Portions of the Vedantic literature elucidate the use of sound as a spiritual tool. They assert that the entire cosmic creation began with sound: "By His utterance came the universe." (Brihadaranyaka Upanishad 1.2.4). The Vedanta-sutras add that ultimate liberation comes from sound as well (anavrittih shabdat).

Katyayana likens speech to the supreme Brahman. He uses the Rigvedic verse – "Four are its horns, three its feet, two its heads, and seven its hands, roars loudly the threefold-bound bull, the great god enters mortals" (Rig-Veda, iv. 58, 3), to assert this claim. Katyayana explains that in the verse, the "four horns" are the four kinds of words i.e. nouns, verbs, prepositions, and particles; its "three feet" mean the three tenses, past, present and future; the "two heads" imply the eternal and temporary words, distinguished as the "manifested" and the "manifester"; its "seven hands" are the seven case affixes; "threefold bound" is enclosed in the three organs the chest, the throat, and the head; the metaphor "bull" (vrishabha) is used to imply that it gives fruit when used with knowledge; "loudly roars" signifies uttering sound, speech or language; and in "the great god enters mortals" entails that the "great god" speech, enters the mortals. Thus, primal sound is often referred to as Shabda Brahman or "word as The Absolute". Maitri Upanishad states:
He who is well versed in the Word-Brahman, attains to the Supreme Brahman. (VI.22)

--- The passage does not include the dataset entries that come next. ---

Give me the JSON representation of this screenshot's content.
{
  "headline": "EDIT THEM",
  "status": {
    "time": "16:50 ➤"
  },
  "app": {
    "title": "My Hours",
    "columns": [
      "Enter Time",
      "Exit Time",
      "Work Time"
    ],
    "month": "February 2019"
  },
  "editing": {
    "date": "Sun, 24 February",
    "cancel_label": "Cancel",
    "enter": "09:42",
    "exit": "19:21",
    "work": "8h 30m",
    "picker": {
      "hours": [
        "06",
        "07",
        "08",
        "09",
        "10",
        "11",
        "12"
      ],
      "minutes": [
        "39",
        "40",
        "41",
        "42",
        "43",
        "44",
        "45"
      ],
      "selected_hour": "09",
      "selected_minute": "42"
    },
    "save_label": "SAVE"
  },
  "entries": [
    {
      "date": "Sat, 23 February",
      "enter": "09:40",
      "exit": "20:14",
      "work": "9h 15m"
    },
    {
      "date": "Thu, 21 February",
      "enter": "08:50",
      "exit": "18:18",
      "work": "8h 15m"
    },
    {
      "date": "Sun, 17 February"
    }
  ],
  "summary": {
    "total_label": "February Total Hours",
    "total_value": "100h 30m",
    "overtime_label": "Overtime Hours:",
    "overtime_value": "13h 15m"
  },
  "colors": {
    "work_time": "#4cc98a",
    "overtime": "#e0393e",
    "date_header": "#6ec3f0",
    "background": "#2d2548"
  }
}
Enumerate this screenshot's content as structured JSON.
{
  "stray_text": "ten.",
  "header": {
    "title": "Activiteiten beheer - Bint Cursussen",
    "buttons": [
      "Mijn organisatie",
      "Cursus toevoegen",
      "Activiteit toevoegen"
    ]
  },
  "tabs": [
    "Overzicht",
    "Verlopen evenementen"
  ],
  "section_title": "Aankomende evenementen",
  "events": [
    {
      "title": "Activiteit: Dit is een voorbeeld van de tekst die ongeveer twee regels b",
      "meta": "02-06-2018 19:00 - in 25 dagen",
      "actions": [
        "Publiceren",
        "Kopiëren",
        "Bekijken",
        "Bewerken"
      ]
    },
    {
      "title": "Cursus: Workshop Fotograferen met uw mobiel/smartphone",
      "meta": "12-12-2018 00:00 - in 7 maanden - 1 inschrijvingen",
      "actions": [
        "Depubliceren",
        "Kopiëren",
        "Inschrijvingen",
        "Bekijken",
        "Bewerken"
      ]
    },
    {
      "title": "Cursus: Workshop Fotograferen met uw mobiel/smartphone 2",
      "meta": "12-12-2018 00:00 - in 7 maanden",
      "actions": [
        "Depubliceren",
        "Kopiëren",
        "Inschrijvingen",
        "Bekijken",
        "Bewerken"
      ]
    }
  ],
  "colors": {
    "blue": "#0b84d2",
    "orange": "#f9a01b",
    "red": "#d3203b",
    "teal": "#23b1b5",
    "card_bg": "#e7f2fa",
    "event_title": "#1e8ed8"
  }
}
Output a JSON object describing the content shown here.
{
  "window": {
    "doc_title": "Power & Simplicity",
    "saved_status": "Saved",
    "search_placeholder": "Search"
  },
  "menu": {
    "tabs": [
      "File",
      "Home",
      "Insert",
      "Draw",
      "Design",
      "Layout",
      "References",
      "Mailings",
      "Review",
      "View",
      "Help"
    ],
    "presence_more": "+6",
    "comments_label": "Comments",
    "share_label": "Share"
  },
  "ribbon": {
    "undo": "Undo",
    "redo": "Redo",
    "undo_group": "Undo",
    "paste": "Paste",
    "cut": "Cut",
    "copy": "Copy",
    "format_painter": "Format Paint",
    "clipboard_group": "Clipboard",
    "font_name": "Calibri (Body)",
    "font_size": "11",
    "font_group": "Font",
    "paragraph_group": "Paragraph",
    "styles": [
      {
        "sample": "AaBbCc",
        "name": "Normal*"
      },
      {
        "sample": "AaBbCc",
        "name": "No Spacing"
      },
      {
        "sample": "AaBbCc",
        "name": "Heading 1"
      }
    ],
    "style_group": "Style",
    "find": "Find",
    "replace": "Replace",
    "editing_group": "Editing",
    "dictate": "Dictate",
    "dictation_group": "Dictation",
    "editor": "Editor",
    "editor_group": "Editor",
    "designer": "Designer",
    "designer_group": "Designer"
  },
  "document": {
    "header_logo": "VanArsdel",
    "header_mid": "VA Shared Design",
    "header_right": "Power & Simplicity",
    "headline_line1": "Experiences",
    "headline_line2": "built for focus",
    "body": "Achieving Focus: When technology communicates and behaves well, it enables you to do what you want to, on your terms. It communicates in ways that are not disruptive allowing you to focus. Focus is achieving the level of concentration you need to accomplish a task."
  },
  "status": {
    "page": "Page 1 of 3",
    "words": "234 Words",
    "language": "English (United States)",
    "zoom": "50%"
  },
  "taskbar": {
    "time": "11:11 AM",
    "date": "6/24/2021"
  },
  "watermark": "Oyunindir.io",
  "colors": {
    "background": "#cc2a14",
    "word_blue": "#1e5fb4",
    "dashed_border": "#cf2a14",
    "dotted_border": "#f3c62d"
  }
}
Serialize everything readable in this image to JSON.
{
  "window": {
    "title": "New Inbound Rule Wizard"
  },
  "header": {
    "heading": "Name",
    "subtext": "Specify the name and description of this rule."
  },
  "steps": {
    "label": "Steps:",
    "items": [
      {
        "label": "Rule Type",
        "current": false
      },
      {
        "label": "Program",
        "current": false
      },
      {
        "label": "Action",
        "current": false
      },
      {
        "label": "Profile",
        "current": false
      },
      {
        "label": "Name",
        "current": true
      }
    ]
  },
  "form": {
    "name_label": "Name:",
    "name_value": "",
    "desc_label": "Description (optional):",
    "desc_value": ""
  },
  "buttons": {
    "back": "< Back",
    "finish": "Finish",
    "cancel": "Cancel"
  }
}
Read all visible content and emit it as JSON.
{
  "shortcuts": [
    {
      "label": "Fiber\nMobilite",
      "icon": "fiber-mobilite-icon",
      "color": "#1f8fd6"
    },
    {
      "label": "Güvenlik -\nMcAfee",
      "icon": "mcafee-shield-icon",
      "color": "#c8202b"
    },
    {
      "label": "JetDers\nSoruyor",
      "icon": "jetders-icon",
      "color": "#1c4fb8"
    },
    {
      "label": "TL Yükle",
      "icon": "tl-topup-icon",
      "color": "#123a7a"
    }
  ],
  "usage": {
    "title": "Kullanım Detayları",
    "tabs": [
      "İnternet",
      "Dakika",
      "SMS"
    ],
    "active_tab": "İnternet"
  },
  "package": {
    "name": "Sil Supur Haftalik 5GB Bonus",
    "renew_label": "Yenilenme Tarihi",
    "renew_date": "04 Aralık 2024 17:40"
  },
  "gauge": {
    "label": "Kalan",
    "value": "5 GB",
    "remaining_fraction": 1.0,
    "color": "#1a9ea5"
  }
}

Mantras, or sacred sounds, are used to pierce through sensual, mental and intellectual levels of existence (all lower strata of consciousness) for the purpose of purification and spiritual enlightenment. "By sound vibration one becomes liberated" (Vedanta-sutra 4.22).

==See also==
- Brahma Samhita
- Interpretations of Vedic Mantras
- Shrauta
- Svādhyāya

==Notes==

a. Wayne Howard noted in the preface of his book, Veda Recitation in Varanasi, "The four Vedas (Rig, Yajur, Sama and Atharva) are not 'books' in the usual sense, though within the past hundred years each veda has appeared in several printed editions. They comprise rather tonally accented verses and hypnotic, abstruse melodies whose proper realizations demand oral instead of visual transmission. They are robbed of their essence when transferred to paper, for without the human element the innumerable nuances and fine intonations – inseparable and necessary components of all four compilations – are lost completely. The ultimate authority in Vedic matters is never the printed page but rather the few members – who are today keeping the centuries-old traditions alive."